It might seem odd for a Modern Orthodox Jewish family to join a Chabad synagogue. But Ivanka Trump and her husband Jared Kushner are already quite invested in the ultra-Orthodox outreach movement – or to be more precise, their parents are.
A Haaretz examination has revealed that Charles and Seryl Kushner have been major benefactors of Chabad over the years. Between 2003 and 2013, their family foundation donated a total of $342,500 to various institutions and projects associated with the movement, their tax records show.
Chabad has benefited not only from Kushner’s side of the family. It turns out that President-elect Donald Trump has also contributed to the movement – even before his daughter, who converted to Judaism, was married. Altogether, the Donald J. Trump Foundation has donated $11,550 to three Chabad institutions.
According to a recent report in The Forward and on Channel 10 news, Ivanka Trump and Jared Kushner are considering joining a Chabad synagogue when they move from New York to Washington D.C. Their newly purchased $5.5 million home in the Kalorama neighborhood is said to be less than a 10-minute walk from the local Chabad congregation, known as TheSHUL. Rabbi Levi Shemtov, who founded the synagogue and serves as its spiritual leader, would not confirm or deny the reports.
Kushner and Trump both identify as Orthodox, and the other two Orthodox synagogues in town are farther way. This can pose a problem for Jews who don’t drive on Shabbat. The family is moving in order to be closer to the White House, where the couple is expected to fill important, if not official, advisory roles in the next administration.
Three days before the presidential election, the two made a pilgrimage to the grave of the Chabad rebbe, Menachem Mendel Schneerson, where they reportedly made a special prayer for Ivanka’s father. The gravesite, which is known as the Ohel, is considered holy by followers of Chabad (also known as the Lubavitcher movement) and is visited by thousands annually.
Another key beneficiary was the Chabad center at Harvard University, which received $150,000 in 2007 (the foundation’s single biggest donation to a Lubavitch-affiliated enterprise) and then another $3,600 in 2013. Jared Kushner, who serves on the board of his parents’ charitable foundation, is a graduate of Harvard.
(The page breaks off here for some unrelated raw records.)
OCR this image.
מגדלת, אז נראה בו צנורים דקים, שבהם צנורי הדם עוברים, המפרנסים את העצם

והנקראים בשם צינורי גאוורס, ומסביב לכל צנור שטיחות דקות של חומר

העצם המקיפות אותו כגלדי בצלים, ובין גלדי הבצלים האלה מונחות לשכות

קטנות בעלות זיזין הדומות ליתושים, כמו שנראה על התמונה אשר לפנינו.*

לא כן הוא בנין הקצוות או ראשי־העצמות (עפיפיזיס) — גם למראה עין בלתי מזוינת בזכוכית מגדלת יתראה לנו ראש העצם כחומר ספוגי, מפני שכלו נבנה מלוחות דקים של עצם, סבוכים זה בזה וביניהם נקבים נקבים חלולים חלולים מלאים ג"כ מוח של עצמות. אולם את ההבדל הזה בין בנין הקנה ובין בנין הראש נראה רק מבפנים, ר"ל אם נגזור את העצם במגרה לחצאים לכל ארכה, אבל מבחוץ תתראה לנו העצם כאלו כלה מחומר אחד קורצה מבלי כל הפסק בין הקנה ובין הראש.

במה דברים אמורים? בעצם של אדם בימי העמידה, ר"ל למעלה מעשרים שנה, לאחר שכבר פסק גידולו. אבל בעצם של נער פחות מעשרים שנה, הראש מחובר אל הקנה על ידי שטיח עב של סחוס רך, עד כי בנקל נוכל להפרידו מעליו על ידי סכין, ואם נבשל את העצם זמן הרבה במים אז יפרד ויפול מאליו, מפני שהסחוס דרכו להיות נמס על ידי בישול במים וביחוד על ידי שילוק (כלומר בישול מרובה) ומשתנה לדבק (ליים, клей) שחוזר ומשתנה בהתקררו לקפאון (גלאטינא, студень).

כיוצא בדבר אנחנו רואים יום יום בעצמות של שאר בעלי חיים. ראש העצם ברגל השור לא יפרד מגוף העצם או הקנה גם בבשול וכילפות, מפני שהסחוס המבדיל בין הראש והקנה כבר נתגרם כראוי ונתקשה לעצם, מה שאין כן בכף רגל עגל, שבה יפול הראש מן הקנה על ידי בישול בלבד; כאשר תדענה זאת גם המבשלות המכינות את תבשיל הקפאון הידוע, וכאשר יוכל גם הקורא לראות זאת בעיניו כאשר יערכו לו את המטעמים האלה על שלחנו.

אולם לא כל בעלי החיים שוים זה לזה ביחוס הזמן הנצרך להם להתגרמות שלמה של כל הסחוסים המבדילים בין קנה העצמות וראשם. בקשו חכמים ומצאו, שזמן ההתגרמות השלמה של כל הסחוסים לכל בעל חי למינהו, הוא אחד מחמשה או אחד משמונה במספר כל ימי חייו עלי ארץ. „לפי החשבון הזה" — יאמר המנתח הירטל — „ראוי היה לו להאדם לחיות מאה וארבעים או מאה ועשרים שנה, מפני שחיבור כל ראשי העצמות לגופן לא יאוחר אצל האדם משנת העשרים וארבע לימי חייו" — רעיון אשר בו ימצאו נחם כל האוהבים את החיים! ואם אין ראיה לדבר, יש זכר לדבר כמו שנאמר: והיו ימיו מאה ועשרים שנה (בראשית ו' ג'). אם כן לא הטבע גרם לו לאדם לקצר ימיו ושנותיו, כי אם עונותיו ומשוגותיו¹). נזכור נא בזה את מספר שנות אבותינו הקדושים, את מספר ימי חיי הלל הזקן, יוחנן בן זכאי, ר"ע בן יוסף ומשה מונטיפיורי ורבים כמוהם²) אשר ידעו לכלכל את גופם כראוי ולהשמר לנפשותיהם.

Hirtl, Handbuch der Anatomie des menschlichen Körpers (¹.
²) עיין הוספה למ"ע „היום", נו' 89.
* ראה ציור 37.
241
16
The Kushners have also contributed to a Chabad-run institution in Israel: the vocational school at Kfar Chabad, a town near Ben-Gurion International Airport. The school, which works with troubled youths, has received $7,500 from the family over the years.
Various Chabad centers in Florida, Manhattan and New Jersey have also been supported by the Kushners.
Chabad makes a practice of soliciting unaffiliated Jews and trying to turn them onto Orthodox Judaism. Its emissaries often approach men in the street and, after confirming that they are Jewish, offer to teach them how to don tefillin and recite prayers. In Israel, the movement is affiliated with the political right wing, and its followers tend to be staunch supporters of the settler movement.
In 2008, a year before Ivanka Trump married Kushner, the Donald J. Trump Foundation made two donations to Chabad – $6,750 to the Lubavitch Youth Organization in Brooklyn and $1,800 to Chabad of Southampton Jewish Charity. In 2011, the foundation donated $3,000 to Chabad of East Boca Raton – an institution also supported by the Kushners.
The Trump charitable foundation has made numerous donations to Jewish causes over the years. In 2003, for instance, it handed over a check for $10,000 to Friends of Beit El Institutions, the American fundraising arm of one of the oldest and more radical West Bank settlements. David Friedman, the bankruptcy lawyer who is Trump’s nominee for ambassador to Israel, serves as the organization’s president; Trump made the donation in Friedman’s honor. Beit El has its own Chabad envoy who heads a small congregation in the settlement.
In 1996, when Benjamin Netanyahu was running for his first term as prime minister, the Chabad movement rallied behind him with an aggressive and well-funded campaign. “Netanyahu. It’s good for the Jews” was its controversial slogan. The campaign was financed by Josef Gutnick, a wealthy Australian businessman with close ties to the late Lubavitcher rebbe and a major supporter of the settlement movement.
The original story has been updated to reflect a correction made by Haaretz: Although Chabad runs an organization called Ohel, the Ohel referred to in the original story is a different organization, and it is not affiliated with Chabad.